11/04/2025 | News release | Distributed by Public on 11/04/2025 08:28
As we publish our 2025 mid-year progress report and our objectives for 2026, it's an ideal time to pause and reflect on the impact we have as an organisation by seeking to ensure advertising is legal, decent, honest and truthful.
The value of responsible advertising
We love creative, engaging, entertaining - and, yes, responsible - advertising. We know how crucial it is in funding entertainment, journalism, sport and culture; helping us to choose products and services; encouraging us to contribute to good causes; persuading us to make better lifestyle choices and stay safe - all of which plays a vital role in supporting competition and powering the economy.
The 2025 Advertising Pays report found that advertising and marketing industries contributed £109 billion of GVA (gross value added) to the UK economy in 2024, and that advertising supports more than 1.7 million jobs, making up 5% of all UK employment.
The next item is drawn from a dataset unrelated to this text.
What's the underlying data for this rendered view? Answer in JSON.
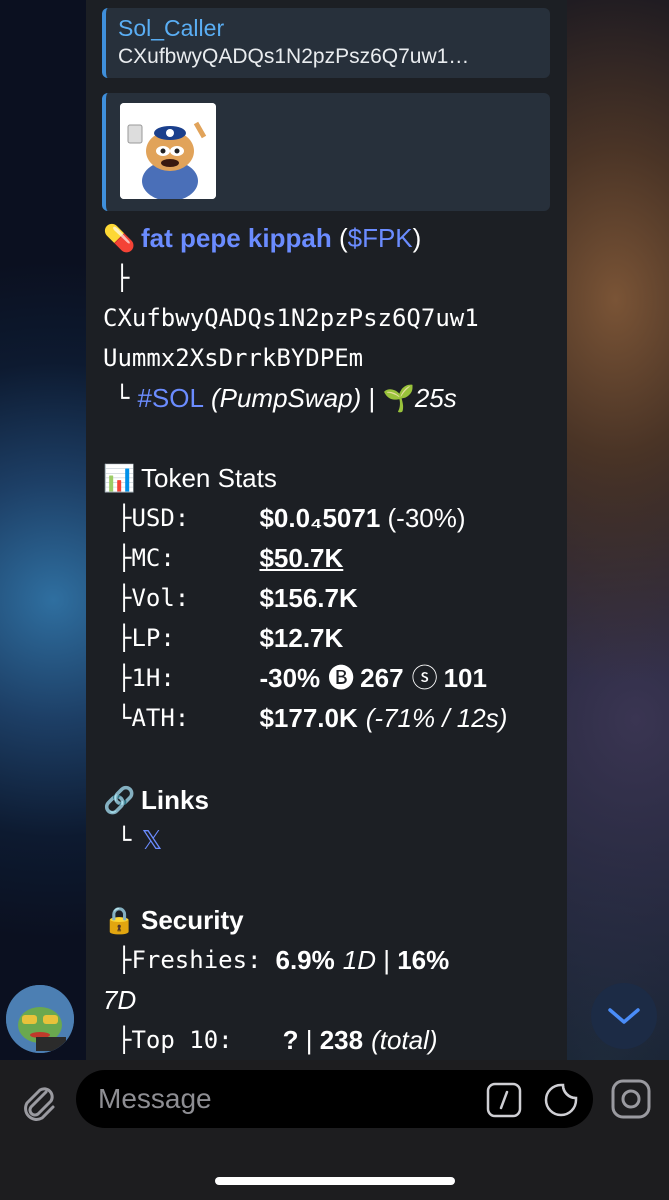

How effective regulation supports growth and creativity
At the ASA, we ensure our regulation and enforcement are proportionate and effective - supporting a level playing field among businesses, and contributing to the stable, pro-growth regulatory framework championed by, and at the heart of, the Government's economic ambitions.
As a self- and co-regulatory system, we work closely with the sector we regulate. We engage regularly with the advertising industry and its trade association representatives, through our Committees and extensive stakeholder engagement programme. We understand the industry's ambitions for growth and are able to effectively support that with appropriate regulation.
In 2024 alone, we helped businesses by delivering more than 770,000 pieces of advice and training on how to comply with our rules. Meanwhile, we acted proportionately on issues of non-compliance by prioritising advice and informal resolution whenever possible. This approach meant that only 1% of the circa 25,000 complaint cases we looked into resulted in a formal ruling.
Earlier this year, the Government published the UK's Modern Industrial Strategy, identifying the creative industries as a key sector for future innovation and growth. We welcome the Creative Industries Sector Plan, published alongside it, which sets out the opportunity to enhance the UK's position as a global creative superpower and to support the advertising industry to thrive.
In the Creative Industries Sector Plan, the Government commits to working with the advertising industry to ensure consumer trust in advertising continues to grow.
Protecting people and building public trust
Consumer confidence, in particular, is vital for economic growth. Consumer spending accounts for almost 63% of GDP. A recent report from Citizens Advice found that providing consumers with better information - or restricting what and how firms can advertise to consumers - improves their ability to understand the quality and appropriateness of products and services.
Citizens Advice goes on to say that if people aren't confident they will get a good quality product at a reasonable price, and any problems will be resolved swiftly, then they will be less willing to take a risk on new products or services in future. Therefore, they conclude, well-targeted consumer protections give people confidence to engage in markets in a way which delivers good outcomes for them and also for businesses.
We know that increased public awareness of the ASA system has a positive effect on people's trust in advertising. Protecting people is at the heart of everything we do. I've seen how ad content can cause harm, particularly to the most vulnerable, and how important ASA rulings are in ensuring the public can trust advertising.
Public trust in the ASA system is high. Our most recent tracking research from August 2025 found that 54% of the public trust us, and only 5% distrust us. We're working hard to further increase awareness of the ASA system, because knowing there's a regulator that will act on their behalf can help people feel more confident in the ads they see, hear and engage with.
Innovation, AI and the future of ad regulation
The Creative Industries Sector Plan also identifies digital marketing as a driving force for continued growth, but explains that the complex nature of the online ecosystem creates concerns around transparency and trust. We're actively involved in the Government's Online Advertising Taskforce, playing our part in addressing illegal harms and the protection of children in relation to online advertising.
As we set out in our strategy, AI-Assisted Collective Ad Regulation, we have a keen focus on online ads. That is because people, including children, spend so much time online, and businesses advertise online more than anywhere else. We continue to work hard to ensure the advertising in this space is effectively regulated.
We've also been innovative in our own use of AI. Our AI-powered Active Ad Monitoring system (AAMs), on course to scan around 40m ads this year, has been a real game changer, giving us much greater visibility of online ads and enabling us to proactively monitor potentially problematic ads.
Through our Intermediary and Platform Principles (IPP), we're working with some of the biggest companies in the online ad ecosystem to help raise advertisers' awareness of the rules and to support removal of persistently non-compliant ads.
As we look forward to 2026 and beyond, we'll continue to make sure our regulation helps responsible advertising, and advertisers, to flourish. That's good for people, good for society and good for business.